「あ……わ、わかり、ました」

「わかりました、ではなく、かしこまりました、もしくは承知いたしました、だ」

「あ、かし、かしこまるまりました」

「丸まってどうする、本当になにもわかっておらぬな」


 正座した状態で深々と頭を下げる。

 復唱すらまともにできないのに、ひどいことを言われない。

 故郷では悪口言われたり叩かれたり、そんなの当たり前だったのに。


おもてを上げよ」


 壮国の言葉は難しい。

 ユニでは使わない言葉も多くて、意味がよくわからない。

 どうしようと悩んでいると、痺れを切らしたのか、皇帝様があたしの顎を持って、強引に上を向かせた。

 すぐ近くで目が合う。

 真っ白な仮面、切り込んだ穴から覗く両目。

 海みたいに深い青は、綺麗な石みたいだった。


「……貴様、名はなんと申す」

「なは、なん……?」

「名前はなんだと聞いておる」

「ぴ、ピケです」

「ピケ……名字は? 親族でともに使う、もう一つの名前のようなものだ」

「あ、そ、そういうのはないです、ユニには」

「なるほど、歳はいくつだ」

「じゅ、十八です」


 そう答えたら、皇帝様の目がほんの少しだけ驚いた気がした。


「俺と三つしか変わらぬとは……まるで赤子のようだな」


 なんと、皇帝様は二十一歳だった。

 その若さでこんなに逞しくて、大国を率いているなんて。

 それに比べてあたしは、自分の力すら発揮できず、見た目は子供と間違えられるほど幼い。

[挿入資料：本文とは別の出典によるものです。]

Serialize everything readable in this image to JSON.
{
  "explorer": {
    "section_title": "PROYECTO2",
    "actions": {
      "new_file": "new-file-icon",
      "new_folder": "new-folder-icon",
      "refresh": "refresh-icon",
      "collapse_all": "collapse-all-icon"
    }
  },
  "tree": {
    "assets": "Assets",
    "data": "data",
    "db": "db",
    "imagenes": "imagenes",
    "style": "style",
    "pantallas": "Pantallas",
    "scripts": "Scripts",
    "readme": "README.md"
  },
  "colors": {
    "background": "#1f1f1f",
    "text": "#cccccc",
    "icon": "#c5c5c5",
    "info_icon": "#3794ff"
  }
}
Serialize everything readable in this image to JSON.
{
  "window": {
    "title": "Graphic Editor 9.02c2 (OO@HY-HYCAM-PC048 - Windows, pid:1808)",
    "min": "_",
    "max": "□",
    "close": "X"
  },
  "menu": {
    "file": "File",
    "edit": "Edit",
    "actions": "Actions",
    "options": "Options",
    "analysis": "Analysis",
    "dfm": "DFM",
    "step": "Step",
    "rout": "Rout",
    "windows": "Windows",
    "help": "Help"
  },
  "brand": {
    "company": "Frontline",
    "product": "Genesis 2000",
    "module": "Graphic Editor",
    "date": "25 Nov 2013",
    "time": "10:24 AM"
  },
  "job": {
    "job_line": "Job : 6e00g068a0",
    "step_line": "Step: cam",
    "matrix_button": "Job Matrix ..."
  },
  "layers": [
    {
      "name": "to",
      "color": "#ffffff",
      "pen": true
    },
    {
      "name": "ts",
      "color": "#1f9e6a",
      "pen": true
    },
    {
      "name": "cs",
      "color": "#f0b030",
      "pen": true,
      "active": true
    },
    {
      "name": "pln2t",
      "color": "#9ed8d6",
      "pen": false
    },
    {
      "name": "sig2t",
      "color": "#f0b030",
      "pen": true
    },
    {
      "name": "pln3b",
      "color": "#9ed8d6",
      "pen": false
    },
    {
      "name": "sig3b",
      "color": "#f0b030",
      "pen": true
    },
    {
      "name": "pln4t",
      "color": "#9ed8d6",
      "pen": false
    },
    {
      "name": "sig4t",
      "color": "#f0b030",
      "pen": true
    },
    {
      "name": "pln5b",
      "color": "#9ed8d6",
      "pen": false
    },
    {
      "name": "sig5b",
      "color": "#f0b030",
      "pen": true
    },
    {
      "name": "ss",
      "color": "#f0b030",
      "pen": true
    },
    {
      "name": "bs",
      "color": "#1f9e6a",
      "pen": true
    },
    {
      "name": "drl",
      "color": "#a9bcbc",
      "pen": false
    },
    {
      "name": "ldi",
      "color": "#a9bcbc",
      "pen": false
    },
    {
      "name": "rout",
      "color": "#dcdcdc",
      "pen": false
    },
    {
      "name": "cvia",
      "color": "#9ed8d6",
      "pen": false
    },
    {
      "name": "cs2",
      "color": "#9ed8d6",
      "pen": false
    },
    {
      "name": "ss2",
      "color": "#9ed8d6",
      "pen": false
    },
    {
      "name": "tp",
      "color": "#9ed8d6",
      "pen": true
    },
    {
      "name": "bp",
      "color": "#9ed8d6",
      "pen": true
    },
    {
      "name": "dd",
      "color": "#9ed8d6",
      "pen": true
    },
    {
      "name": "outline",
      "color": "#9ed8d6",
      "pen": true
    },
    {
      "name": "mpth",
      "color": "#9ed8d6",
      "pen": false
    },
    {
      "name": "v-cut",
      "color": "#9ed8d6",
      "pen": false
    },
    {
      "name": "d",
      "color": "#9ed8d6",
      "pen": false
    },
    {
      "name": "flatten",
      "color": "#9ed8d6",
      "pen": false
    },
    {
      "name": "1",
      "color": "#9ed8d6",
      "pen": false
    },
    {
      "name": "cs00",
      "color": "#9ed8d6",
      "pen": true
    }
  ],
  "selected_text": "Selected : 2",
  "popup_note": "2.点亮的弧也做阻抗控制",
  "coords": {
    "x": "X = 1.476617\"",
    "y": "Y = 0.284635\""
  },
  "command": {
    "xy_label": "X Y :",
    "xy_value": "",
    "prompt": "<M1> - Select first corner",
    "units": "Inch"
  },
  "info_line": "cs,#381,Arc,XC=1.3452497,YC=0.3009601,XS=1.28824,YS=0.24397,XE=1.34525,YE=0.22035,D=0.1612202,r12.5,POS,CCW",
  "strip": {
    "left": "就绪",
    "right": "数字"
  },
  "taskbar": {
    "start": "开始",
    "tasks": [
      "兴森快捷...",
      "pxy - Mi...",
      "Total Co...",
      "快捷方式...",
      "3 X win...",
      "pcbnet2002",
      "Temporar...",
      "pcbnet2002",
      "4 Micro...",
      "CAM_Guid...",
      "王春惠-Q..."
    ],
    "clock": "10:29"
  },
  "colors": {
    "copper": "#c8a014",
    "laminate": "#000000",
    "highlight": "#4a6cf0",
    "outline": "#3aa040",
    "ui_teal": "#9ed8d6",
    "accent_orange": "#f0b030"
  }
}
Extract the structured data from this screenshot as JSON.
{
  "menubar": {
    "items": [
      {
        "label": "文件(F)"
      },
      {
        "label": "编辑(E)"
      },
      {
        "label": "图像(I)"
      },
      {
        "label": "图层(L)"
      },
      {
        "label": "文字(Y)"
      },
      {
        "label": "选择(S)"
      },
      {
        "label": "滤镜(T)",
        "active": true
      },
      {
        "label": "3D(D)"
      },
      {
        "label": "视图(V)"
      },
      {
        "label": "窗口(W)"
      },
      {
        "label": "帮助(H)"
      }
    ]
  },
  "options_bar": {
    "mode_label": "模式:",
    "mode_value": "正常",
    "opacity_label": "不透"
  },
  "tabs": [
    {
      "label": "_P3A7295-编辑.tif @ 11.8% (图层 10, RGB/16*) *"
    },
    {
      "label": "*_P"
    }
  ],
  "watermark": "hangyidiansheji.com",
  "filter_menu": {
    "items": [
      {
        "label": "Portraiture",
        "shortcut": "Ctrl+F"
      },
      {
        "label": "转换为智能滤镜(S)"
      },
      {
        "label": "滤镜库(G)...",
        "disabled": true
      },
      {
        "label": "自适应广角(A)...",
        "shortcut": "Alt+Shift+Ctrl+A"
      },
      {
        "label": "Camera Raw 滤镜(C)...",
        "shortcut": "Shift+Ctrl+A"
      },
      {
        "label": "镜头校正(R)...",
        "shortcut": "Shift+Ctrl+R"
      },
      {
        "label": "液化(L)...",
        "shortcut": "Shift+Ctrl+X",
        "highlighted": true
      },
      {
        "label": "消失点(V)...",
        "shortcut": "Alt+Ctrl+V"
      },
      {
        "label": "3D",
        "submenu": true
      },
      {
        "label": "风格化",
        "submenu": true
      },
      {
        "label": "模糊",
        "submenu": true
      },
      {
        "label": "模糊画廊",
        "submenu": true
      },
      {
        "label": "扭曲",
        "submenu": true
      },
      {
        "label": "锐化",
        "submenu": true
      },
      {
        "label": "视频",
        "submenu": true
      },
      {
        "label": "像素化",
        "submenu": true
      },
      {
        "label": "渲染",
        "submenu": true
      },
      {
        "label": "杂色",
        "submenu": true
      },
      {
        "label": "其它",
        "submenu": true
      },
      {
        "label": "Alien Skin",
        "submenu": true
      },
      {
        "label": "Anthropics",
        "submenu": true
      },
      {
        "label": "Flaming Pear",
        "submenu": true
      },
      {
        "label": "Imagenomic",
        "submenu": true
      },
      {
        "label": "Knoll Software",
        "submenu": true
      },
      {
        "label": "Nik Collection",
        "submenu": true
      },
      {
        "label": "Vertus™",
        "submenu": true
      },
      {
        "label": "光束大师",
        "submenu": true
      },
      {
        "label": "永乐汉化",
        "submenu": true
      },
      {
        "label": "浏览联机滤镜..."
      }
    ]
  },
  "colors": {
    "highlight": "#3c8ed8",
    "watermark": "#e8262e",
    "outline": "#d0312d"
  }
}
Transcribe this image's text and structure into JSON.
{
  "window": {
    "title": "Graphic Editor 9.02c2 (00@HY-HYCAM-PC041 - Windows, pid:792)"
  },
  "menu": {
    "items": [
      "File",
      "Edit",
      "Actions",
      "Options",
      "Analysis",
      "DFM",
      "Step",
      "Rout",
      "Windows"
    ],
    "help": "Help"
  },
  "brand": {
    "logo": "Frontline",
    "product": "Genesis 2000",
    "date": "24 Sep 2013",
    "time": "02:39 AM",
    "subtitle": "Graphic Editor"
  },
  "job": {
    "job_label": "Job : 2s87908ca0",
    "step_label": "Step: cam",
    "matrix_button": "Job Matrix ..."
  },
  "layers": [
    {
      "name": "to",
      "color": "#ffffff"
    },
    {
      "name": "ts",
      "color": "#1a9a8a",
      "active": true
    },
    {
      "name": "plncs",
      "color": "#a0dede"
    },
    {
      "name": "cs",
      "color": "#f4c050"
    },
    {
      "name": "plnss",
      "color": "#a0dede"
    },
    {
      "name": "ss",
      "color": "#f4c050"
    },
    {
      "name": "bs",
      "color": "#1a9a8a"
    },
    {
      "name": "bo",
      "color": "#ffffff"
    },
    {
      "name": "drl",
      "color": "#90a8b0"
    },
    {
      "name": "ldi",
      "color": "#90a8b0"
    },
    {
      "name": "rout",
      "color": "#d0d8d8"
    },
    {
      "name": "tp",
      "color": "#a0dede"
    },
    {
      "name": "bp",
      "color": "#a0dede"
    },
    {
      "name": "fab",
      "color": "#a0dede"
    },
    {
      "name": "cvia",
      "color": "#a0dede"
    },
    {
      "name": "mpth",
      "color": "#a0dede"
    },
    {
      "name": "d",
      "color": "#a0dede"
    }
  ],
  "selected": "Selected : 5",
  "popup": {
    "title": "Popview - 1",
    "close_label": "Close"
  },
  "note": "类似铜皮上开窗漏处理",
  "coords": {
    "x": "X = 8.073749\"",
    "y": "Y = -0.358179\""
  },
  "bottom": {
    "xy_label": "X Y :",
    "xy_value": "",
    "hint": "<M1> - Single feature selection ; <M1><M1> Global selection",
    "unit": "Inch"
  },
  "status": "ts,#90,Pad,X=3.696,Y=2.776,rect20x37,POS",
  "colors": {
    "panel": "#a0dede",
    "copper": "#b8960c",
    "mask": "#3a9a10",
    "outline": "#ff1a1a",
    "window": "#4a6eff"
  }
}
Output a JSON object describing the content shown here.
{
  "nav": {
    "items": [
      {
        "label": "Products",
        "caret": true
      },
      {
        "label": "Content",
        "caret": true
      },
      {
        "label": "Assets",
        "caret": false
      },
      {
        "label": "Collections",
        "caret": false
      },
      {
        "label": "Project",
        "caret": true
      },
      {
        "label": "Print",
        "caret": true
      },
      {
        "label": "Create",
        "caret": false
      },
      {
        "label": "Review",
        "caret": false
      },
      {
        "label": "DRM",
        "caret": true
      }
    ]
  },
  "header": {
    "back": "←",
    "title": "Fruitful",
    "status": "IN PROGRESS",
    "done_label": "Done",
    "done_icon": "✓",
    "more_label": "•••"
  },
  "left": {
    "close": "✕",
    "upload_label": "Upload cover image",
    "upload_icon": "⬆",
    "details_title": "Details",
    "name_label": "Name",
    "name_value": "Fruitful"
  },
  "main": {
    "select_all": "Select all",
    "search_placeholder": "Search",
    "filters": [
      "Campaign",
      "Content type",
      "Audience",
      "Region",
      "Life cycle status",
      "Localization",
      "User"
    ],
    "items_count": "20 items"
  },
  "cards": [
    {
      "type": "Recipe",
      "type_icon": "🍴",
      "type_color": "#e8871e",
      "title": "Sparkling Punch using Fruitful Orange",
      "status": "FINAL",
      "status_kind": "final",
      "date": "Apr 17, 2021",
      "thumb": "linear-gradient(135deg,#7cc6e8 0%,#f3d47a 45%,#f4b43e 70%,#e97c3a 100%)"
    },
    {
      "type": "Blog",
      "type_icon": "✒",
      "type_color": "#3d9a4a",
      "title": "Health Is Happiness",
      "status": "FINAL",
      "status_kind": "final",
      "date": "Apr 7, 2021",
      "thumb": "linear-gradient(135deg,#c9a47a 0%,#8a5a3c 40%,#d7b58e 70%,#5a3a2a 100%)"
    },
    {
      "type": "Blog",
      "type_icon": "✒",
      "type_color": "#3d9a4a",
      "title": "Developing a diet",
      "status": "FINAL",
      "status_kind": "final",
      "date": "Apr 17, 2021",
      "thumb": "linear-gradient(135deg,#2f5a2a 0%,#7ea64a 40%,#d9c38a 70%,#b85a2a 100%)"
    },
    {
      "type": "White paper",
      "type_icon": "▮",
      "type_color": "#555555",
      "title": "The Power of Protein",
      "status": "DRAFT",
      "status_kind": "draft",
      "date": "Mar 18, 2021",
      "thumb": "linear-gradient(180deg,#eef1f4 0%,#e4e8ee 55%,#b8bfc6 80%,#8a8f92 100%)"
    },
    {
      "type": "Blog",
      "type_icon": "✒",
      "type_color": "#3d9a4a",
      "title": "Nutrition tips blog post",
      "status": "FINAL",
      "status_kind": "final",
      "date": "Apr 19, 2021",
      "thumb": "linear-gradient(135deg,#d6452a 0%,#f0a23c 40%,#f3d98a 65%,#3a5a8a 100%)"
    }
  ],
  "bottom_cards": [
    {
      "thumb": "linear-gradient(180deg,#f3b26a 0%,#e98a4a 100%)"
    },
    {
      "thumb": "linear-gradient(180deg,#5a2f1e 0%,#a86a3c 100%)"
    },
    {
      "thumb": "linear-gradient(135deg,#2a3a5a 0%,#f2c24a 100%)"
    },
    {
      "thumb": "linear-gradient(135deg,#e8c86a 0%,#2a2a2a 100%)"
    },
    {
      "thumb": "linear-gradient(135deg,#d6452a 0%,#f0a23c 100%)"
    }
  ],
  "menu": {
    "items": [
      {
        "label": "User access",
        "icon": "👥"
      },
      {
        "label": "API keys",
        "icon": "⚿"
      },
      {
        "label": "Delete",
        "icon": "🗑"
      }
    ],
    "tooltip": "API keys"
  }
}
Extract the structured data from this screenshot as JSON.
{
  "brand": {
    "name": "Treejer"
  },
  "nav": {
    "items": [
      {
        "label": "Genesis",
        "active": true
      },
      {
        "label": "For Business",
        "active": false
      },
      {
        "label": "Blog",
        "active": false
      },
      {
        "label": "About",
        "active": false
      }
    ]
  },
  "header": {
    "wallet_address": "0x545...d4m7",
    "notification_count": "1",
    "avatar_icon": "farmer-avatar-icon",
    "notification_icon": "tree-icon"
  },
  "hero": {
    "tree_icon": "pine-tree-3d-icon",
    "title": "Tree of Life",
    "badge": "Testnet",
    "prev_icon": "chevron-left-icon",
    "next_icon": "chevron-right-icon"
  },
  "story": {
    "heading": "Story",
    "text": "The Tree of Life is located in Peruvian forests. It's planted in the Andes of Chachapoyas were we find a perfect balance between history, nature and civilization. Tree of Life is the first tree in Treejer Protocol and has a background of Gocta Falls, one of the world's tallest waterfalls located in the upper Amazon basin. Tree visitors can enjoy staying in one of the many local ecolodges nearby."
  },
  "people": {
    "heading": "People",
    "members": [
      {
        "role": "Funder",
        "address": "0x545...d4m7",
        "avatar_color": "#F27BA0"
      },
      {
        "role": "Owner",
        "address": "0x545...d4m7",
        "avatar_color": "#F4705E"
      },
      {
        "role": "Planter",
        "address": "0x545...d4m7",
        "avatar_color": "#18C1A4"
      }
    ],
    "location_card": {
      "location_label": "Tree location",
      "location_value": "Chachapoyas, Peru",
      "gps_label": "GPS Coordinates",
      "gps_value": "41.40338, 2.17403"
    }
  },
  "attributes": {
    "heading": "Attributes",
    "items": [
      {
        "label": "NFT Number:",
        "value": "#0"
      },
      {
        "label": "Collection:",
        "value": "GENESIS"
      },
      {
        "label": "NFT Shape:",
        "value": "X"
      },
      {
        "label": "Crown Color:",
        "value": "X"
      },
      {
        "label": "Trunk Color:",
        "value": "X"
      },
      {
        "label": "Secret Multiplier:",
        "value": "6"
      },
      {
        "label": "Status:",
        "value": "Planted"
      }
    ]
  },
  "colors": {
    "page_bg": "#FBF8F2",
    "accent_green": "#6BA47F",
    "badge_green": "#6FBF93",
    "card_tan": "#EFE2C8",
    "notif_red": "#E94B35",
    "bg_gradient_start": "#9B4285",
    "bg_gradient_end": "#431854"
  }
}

 赤子のようだなって、皇帝様の台詞がいろんな意味で的を得ていて、あたしは恥ずかしくて顔を真っ赤にした。


「……悪い意味で言ったのではない」


 皇帝様は長い指を、あたしの顎から頬に移動させた。

 顔の輪郭を撫でるみたい、くすぐったくて、パラパラ落ちてきた黒髪からは、いい匂いがした。

 しばらくすると皇帝様は手を離し、同時にくるりとあたしに背を向けた。


「行け、今宵はこれにて」


 あたしはもう一度頭を下げると、ベッドを降りて靴を履き、部屋を出た。

 まさか、生きてこの扉を開けるとは思っていなかった。